Der Prätorianer hatte einen neuen Chef gefunden, Maurer galt bald als Lafontaines Vertrauter. Seitdem sind fünf Jahre vergangen, WASG und die ostdeutsche PDS sind längst zur Linken verschmolzen. Inzwischen ist Maurer längst wieder zum Spitzenfunktionär avanciert. Er sitzt im Bundestag als Fraktionsvize, außerdem bekleidet er seit 2007 einen Posten mit dem klingendem Titel "Parteibildungsbeauftragter, Parteibildung West".

Vor der Landtagswahl in Nordrhein-Westfalen war er das Echo Lafontaines: Sprach der Parteichef vom Willen zum Mitregieren, sekundierte der Schwabe. Manchmal gleichen sich sogar die Worte: Maurer tadelte im Wahlkampf die "Eierei" der SPD in NRW - Lafontaine sprach von "Eiertänzen", die Hannelore Kraft aufführe. Maurer lag stets auf Lafontaine-Linie.

Die SPD-Spitzenkandidatin und der ehemalige SPD-Mann Maurer werden sich am Donnerstag treffen. In der Partei ist Kraft übrigens erst seit rund 15 Jahren - Lafontaine und Maurer bringen es je auf mehr als doppelt so viele Mitgliedsjahre.
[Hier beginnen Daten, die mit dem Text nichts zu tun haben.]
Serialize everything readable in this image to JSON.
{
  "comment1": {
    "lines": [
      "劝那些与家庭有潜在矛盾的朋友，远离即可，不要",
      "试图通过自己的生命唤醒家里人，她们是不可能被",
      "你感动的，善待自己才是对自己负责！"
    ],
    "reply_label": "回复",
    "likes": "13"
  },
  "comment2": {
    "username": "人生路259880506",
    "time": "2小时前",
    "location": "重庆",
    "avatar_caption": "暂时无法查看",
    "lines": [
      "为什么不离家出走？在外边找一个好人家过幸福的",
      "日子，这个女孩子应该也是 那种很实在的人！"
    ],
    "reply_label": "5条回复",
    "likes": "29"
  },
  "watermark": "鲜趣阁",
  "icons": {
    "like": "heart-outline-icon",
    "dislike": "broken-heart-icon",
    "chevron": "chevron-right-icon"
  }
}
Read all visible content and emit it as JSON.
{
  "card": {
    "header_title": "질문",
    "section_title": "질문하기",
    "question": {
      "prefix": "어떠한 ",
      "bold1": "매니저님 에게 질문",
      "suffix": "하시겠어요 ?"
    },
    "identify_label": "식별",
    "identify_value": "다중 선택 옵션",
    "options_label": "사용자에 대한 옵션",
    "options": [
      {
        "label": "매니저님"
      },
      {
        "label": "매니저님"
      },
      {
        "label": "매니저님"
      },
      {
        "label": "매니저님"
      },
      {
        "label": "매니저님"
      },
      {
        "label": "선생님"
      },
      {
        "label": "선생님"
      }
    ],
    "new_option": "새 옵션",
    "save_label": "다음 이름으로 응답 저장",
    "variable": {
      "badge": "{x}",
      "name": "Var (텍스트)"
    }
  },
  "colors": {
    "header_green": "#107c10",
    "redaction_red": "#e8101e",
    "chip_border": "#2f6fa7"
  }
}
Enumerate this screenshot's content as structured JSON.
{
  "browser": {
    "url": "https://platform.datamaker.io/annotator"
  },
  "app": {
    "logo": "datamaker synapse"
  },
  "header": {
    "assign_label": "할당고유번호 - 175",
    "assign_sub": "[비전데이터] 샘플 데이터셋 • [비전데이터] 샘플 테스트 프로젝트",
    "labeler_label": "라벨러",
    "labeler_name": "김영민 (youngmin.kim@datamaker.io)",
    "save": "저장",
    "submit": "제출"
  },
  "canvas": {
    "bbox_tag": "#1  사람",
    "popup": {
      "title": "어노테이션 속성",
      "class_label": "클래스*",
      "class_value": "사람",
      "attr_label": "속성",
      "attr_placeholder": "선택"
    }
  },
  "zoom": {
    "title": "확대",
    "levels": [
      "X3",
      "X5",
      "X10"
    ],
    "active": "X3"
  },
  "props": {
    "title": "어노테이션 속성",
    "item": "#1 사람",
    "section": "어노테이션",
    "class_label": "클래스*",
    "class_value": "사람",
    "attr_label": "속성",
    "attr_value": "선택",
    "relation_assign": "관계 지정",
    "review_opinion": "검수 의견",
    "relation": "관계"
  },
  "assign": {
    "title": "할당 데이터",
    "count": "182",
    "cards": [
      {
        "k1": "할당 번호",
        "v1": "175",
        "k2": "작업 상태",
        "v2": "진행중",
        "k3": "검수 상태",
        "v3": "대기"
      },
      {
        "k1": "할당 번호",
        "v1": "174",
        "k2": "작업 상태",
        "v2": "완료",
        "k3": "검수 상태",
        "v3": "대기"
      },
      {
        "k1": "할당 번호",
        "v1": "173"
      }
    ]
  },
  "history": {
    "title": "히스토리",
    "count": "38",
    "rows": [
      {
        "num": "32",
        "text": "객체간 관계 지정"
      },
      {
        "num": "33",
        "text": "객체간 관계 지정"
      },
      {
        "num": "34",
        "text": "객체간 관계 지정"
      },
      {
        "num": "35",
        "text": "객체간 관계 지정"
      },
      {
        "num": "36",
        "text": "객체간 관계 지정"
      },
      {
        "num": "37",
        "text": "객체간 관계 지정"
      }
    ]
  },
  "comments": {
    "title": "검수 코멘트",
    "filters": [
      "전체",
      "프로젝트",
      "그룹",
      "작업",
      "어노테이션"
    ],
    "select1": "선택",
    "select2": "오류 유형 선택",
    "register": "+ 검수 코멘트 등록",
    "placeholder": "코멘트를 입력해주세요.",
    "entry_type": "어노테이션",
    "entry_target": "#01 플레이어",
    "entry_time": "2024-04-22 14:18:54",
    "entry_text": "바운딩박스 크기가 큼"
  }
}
Damit die Annäherung leicht fällt, bringt der Sonderbeaufragte Maurer eine Stasi-Überprüfung der nordrhein-westfälischen Linken-Abgeordneten ins Spiel. "Wir wollen, dass der gesamte NRW-Landtag von der Birthler-Behörde überprüft wird. Das muss Teil einer Vereinbarung werden", sagte Maurer dem Tagesspiegel. Und: "Die Ex-K-Gruppen-Kader von den Grünen und der SPD sind die eigentlich interessanten Überprüfungsobjekte. Seit Günter Guillaume wissen wir, dass sich Stasi-IM im Westen vor allem hinter rechten Sozialdemokraten verbergen können."

Dann kann beim Sondierungsgespräch von SPD, Grünen und Linkspartei am Donnerstag ja nicht mehr viel schiefgehen.